# Video shot with 102 year old lens



## Macified (Sep 18, 2003)

102-year-old lens takes surprisingly good video ? New Tech Gadgets & Electronic Devices | Geek.com

Glass is glass but it's still pretty impressive that such an old lens had the quality.


----------



## kps (May 4, 2003)

Yeah, read about this elsewhere, but didn't see the video. Thanks for the link.

What I find interesting is that a 100 yrs ago some guy spent a very long time grinding and polishing those lens elements by hand. Today, with robotics, lasers and computer driven machines, you'd figure they could mass produce lenses that would not only be far, far better, but a whole lot cheaper.


----------



## Smoothfonzo (May 17, 2007)

kps said:


> Yeah, read about this elsewhere, but didn't see the video. Thanks for the link.
> 
> What I find interesting is that a 100 yrs ago some guy spent a very long time grinding and polishing those lens elements by hand. Today, with robotics, lasers and computer driven machines, you'd figure they could mass produce lenses that would not only be far, far better, but a whole lot cheaper.


In telescope making, most of the time, glass that will be made into mirrors is ground and polished by hand. That's the way real amateur telescope makers do it. In fact, to be a member of the oldest telescope making club, you've first got to grind and polish a mirror by hand before you're even considered for membership, which is something I'll shortly start working on.

So, the process is very much still done even when there are machines that could do it for you. And what a lot of people don't realize is that older lenses are actually of a far superior quality than a lot of what's out there today.


----------



## ScanMan (Sep 11, 2007)

Macified said:


> 102-year-old lens takes surprisingly good video ? New Tech Gadgets & Electronic Devices | Geek.com
> 
> Glass is glass but it's still pretty impressive that such an old lens had the quality.

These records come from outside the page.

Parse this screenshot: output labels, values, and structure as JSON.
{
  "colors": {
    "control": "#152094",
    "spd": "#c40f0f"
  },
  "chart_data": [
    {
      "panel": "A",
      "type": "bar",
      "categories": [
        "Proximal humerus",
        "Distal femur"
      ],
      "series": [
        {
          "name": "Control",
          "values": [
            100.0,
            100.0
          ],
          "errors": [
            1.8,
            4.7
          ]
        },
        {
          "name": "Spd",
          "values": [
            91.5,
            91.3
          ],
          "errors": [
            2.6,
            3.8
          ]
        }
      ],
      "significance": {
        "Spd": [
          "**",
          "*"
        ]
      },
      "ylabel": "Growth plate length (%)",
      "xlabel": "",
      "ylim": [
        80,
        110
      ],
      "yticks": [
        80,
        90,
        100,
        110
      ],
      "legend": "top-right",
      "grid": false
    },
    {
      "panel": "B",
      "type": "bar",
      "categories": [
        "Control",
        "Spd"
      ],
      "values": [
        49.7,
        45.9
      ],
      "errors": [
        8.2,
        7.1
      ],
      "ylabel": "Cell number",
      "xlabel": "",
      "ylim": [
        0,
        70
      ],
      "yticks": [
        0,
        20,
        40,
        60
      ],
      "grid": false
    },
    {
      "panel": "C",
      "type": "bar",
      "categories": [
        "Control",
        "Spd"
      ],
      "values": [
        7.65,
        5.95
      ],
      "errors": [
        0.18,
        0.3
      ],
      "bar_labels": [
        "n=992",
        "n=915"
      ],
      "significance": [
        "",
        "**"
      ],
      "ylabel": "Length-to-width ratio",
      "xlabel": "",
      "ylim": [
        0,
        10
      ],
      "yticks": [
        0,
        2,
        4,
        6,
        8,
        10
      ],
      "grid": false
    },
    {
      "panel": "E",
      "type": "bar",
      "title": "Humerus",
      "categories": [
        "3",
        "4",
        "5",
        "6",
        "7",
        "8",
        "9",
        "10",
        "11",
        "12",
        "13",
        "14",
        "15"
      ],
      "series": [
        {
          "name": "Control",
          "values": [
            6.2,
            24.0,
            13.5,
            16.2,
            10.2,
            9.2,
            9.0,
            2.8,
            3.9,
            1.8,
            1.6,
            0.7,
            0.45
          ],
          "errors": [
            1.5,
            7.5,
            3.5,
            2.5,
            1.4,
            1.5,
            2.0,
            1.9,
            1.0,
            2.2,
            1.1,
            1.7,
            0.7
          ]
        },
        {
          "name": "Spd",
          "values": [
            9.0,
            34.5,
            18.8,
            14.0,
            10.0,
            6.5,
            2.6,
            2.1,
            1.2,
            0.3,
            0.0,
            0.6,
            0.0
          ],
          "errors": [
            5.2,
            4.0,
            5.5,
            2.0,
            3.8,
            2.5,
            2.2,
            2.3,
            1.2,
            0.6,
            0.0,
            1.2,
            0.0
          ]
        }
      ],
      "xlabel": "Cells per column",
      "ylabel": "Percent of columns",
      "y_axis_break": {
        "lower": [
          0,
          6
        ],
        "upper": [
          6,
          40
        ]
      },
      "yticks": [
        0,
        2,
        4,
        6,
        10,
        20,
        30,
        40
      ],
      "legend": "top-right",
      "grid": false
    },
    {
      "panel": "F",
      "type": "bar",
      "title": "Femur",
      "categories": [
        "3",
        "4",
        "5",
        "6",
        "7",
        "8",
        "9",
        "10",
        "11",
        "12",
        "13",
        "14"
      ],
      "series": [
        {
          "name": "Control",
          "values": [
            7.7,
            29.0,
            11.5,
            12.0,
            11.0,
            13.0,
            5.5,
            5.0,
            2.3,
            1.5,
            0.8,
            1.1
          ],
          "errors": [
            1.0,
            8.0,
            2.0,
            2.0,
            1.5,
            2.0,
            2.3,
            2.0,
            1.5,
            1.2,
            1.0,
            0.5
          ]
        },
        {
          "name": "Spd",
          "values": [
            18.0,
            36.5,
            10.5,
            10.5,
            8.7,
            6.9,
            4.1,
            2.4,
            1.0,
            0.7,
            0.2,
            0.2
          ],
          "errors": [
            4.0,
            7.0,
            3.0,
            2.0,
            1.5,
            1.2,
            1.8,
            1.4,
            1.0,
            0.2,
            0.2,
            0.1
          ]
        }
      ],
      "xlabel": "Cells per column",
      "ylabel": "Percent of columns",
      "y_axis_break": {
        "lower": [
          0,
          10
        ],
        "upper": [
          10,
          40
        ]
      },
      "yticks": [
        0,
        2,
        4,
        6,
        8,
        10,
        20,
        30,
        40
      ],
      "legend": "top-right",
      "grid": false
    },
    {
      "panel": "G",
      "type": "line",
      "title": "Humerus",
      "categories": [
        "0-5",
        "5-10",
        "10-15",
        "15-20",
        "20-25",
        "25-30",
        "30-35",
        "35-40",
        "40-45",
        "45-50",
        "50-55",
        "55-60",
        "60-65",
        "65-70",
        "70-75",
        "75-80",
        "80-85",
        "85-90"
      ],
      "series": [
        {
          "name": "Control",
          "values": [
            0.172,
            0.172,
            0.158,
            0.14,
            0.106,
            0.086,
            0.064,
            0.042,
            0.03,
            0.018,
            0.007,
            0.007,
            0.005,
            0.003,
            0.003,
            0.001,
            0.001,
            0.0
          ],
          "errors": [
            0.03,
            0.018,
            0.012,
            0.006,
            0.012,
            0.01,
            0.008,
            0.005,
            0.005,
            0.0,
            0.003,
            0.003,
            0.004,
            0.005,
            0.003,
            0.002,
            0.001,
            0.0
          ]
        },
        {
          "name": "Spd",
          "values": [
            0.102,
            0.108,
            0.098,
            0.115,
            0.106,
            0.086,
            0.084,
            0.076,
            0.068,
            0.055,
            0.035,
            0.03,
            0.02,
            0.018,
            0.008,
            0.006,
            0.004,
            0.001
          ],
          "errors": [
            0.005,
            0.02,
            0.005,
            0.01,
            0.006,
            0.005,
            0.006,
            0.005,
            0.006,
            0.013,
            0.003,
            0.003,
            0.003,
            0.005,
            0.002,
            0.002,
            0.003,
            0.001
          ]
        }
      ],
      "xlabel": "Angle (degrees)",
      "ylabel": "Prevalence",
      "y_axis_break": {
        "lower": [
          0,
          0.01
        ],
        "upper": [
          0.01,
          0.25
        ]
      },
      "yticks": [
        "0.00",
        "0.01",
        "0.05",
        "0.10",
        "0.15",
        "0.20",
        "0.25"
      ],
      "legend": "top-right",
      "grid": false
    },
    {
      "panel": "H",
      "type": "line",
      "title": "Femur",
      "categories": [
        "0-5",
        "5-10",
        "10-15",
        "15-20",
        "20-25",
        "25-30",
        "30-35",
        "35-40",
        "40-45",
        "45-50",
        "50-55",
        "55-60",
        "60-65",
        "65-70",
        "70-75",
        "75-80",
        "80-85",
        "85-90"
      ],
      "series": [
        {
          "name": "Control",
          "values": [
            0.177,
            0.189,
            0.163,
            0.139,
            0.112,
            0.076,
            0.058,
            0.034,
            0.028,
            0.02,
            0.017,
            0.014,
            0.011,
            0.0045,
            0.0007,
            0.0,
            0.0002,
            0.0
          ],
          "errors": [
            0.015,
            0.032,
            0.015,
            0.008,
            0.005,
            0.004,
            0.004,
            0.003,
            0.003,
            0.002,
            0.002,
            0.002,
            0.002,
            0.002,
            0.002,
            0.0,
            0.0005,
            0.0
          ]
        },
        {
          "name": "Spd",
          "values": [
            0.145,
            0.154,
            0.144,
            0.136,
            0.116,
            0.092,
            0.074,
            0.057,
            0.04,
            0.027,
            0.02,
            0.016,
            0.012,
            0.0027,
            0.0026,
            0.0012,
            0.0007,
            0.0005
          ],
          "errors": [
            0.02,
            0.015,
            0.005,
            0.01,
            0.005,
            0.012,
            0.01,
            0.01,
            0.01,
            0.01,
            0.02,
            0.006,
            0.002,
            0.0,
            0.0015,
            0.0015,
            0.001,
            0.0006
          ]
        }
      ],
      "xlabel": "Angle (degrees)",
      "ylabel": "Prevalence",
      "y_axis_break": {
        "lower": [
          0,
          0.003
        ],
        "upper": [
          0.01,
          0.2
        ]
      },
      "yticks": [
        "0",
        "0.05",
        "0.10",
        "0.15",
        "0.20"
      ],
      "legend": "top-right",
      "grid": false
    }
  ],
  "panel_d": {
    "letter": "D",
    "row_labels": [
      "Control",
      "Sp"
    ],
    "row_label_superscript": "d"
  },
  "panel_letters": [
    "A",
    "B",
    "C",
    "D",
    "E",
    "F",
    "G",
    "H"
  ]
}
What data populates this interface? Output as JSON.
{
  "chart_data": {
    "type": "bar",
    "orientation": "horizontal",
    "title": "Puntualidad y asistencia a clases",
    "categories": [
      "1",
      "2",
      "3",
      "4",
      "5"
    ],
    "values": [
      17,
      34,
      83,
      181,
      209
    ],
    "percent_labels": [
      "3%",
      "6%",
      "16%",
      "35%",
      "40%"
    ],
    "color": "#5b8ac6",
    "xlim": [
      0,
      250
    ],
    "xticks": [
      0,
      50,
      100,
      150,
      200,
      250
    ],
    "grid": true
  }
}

I like the video, but I'm not going to be a fan of that lens. I see many 100 yr old+ images with much less vignetting. It certainly helps the mood here, but in general use (even back then), I dunno...


----------



## Guest (Oct 9, 2010)

ScanMan said:


> I like the video, but I'm not going to be a fan of that lens. I see many 100 yr old+ images with much less vignetting. It certainly helps the mood here, but in general use (even back then), I dunno...


It seems that it was made for something with a smaller film plane ... it might have been a better choice for them to use something that wasn't a full-frame sensor (like a 7D or the like with the APS-C sensor). Not my choice for a lens either, but interesting to see it work on new gear.


----------